Cada vez mais se fala de autismo sem saber muito bem o que é. O gosto pela solidão, sua fixidez e condutas estereotipadas aparecem em primeiro plano caracterizando um funcionamento subjetivo singular, núcleo real que explica o crescimento de casos de crianças autistas além da ampliação do espectro autista.

Os pós-freudianos e os kleinianos se interessaram por esse quadro. Melanie Klein localiza Dick dentro de uma esquizofrenia atípica. Nos anos 50-60, Margaret Mahler, em Nova York, coloca a necessidade de atravessar a carapaça autista. Durante a mesma época, Bruno Bettelheim, em Chicago, introduz a “fortaleza vazia”. Nos anos 70, Meltzer examina a topologia e o uso do espaço próprio, bidimensional, resultado da identificação adesiva. Francis Tustin postula a “carapaça autista” como uma barreira protetora frente ao mundo exterior, gerada pela auto sensualidade corporal que inclui o uso de objetos autistas e formas autistas de sensações. Do lado da orientação lacaniana, Rosine e Robert Lefort o pensam como uma quarta estrutura.

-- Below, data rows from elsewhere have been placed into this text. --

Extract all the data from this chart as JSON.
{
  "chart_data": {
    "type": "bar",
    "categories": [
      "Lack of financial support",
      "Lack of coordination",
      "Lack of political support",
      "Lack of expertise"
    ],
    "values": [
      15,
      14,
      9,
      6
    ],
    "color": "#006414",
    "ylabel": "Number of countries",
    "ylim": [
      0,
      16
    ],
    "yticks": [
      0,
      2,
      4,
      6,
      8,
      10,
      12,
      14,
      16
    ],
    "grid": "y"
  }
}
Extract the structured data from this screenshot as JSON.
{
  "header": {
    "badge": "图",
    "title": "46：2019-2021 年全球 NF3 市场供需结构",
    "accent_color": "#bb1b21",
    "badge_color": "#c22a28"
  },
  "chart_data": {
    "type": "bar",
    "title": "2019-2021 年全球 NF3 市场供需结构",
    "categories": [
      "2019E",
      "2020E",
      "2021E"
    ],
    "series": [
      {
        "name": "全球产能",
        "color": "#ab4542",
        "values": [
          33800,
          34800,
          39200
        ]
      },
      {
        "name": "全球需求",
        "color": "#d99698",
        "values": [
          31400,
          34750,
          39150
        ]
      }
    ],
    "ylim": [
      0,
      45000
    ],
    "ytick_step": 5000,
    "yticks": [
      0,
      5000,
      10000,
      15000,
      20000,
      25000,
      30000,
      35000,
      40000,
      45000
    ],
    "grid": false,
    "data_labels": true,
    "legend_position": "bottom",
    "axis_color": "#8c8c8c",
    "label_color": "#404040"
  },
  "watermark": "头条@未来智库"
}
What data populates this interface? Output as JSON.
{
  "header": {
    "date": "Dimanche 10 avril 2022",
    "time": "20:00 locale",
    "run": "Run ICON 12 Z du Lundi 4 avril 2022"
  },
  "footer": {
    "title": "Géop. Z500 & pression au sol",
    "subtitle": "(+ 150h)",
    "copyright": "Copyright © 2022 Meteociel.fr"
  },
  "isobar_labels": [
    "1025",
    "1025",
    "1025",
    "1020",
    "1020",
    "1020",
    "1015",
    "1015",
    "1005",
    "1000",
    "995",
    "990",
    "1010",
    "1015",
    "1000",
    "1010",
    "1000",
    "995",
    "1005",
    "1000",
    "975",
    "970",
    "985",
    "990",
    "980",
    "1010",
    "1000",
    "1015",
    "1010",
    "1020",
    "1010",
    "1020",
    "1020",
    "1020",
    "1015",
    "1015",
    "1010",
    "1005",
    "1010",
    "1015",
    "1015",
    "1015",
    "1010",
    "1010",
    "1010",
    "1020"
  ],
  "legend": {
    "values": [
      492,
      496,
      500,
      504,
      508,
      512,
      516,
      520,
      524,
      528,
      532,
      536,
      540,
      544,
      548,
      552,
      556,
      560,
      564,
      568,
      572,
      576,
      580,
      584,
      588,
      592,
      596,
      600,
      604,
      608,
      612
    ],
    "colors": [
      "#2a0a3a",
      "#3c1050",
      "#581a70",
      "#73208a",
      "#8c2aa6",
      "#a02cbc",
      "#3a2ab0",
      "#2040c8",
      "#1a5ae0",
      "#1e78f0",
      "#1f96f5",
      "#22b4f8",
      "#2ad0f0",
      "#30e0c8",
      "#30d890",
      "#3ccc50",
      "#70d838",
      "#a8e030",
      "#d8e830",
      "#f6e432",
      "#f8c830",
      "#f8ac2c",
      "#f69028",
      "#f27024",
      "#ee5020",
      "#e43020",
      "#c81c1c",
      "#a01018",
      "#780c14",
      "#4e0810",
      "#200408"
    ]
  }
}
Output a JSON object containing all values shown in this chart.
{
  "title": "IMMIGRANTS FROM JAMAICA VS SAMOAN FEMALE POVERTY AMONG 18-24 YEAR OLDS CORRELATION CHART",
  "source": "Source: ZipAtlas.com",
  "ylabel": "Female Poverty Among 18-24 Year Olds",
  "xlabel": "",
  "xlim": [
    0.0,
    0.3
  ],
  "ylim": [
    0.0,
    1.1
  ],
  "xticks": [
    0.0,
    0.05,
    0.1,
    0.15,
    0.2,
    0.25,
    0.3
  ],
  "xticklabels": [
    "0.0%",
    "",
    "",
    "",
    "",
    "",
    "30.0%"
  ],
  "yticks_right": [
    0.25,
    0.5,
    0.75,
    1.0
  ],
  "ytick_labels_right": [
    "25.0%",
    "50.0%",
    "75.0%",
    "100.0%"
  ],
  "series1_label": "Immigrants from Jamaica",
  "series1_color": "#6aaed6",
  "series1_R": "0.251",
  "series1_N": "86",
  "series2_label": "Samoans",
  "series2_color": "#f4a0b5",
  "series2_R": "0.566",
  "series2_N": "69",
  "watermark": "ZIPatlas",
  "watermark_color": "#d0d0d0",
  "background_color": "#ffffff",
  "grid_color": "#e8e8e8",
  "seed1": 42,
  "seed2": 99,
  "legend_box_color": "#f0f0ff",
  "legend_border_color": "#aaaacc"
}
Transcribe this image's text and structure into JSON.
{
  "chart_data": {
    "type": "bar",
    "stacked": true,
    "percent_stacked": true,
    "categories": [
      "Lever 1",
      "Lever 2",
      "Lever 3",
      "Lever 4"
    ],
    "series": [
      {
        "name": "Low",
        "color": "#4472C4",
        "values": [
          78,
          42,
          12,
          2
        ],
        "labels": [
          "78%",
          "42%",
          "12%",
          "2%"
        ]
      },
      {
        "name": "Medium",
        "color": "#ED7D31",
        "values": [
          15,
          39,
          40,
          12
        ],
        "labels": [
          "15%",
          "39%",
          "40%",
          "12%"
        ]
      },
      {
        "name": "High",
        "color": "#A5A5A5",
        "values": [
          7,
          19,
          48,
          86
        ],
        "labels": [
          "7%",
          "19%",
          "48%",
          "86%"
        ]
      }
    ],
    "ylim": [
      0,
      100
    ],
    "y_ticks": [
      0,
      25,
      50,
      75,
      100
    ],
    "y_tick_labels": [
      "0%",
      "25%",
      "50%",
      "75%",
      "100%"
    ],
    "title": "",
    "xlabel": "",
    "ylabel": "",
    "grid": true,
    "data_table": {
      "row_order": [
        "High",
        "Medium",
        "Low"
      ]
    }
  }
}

Para todos eles o autismo corresponde a uma patologia arcaica que leva a se defender de angústias e terrores catastróficos.

Lacan retoma o autismo entendido no sentido amplo em diversas oportunidades[1]:

1) Em Os escritos técnicos de Freud (1954)[2], o caso Dick de Melanie Klein e o caso Robert, de Rosine Lefort.

2) Em 1967, uns dez anos depois, comenta o caso de Martín der Sami Ali em sua “Alocução sobre as psicoses da criança”[3].

3) E finalmente volta a falar sobre o autismo em sua “Conferência em Genebra”[4], de 1975. Em cada oportunidade, de um problema clínico extrai um ensinamento.

Tanto no caso Dick como em Robert, aponta como as crianças estão imersas no real. Em relação a Dick, diz: “tudo lhe é igualmente real, indiferente”[5], e “este menino só vive no real”[6], afirma a propósito de Robert. A partir de suas elaborações sobre a palavra e o simbólico, Lacan acrescenta que Dick “não emite nenhum apelo”[7], e que o Lobo! repetido por Robert constitui o “estado nodal”[8] da palavra, já que ela está bloqueada.

Quanto ao caso Martín, Lacan indica que se o menino tampa seus ouvidos é porque se protege do verbo e já está no pós-verbal.

O último comentário afirma que os autistas escutam coisas e que isso desemboca na alucinação, que tem um caráter mais ou menos vocal. Além disso, contra qualquer prejuízo, acrescenta: “Não se pode dizer que não fala. Que você tenha dificuldade para escutá-lo, para dar seu alcance ao que dizem, isso não impede que se trate, finalmente, de personagens mais verbosos”[9].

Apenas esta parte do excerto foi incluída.